Respected Contributor
Posts: 2,186
Registered: ‎03-13-2010

Re: Federal retiree and Medicare Part B


@Q-Checker wrote:

I am a federal retiree with Medicare Parts A and B. On the advice of my physician, I kept my FEP Blue Cross/Blue Shield insurance as my Seconday Insurance. The total for both seems like a lot of money but .... I rarely have to pay for anything out of pocket and have had some serious illnesses, hospitalization, and a stay of about a month in a Skilled Nursing Facility with a lengthy follow-up course of PT. I agree with the other advice you have been given re: not delaying Medicare B, etc. It may also be true that once you have dropped federal health insurance,  you cannot get it later if you are a retiree. This is worth checking into I suggest going for the most comprehensive insurance that you can afford as health care needs increase in senior citizens. 
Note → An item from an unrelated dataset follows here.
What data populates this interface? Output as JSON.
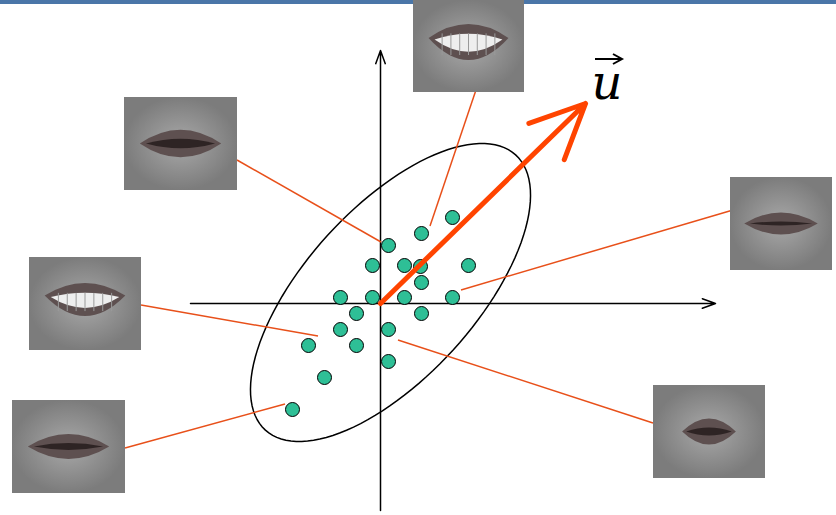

Just turned 65 a few months ago.  Found a small paragraph on OPM website that explains it so I called to verify.  I kept my FEP Blue and got Medicare A/B because I battled cancer 8 years ago and had to pay the catastrophic out of pocket limit which equalled close to $7500 (bc my treatment crossed two calendar years) so it was $5K for the first year and just under $2500 for the few months the next year.  Paying for both (Part B and BCBS FEP) so far means I've not had to pay for recent medical visits - Medicare has picked up the primary and any deductibles or copays have been paid by my FEP Blue as secondary.  

Honored Contributor
Posts: 14,190
Registered: ‎03-09-2010

Re: Federal retiree and Medicare Part B

@DecorDiva 

 

My husband retired from GSA in April 2020, we also kept our primary issuance (MHBP) which became our secondary, and he took both parts of Medicare, our view is you never know the future or what will happen tomorrow

Stop being afraid of what could go wrong and start being positive what could go right.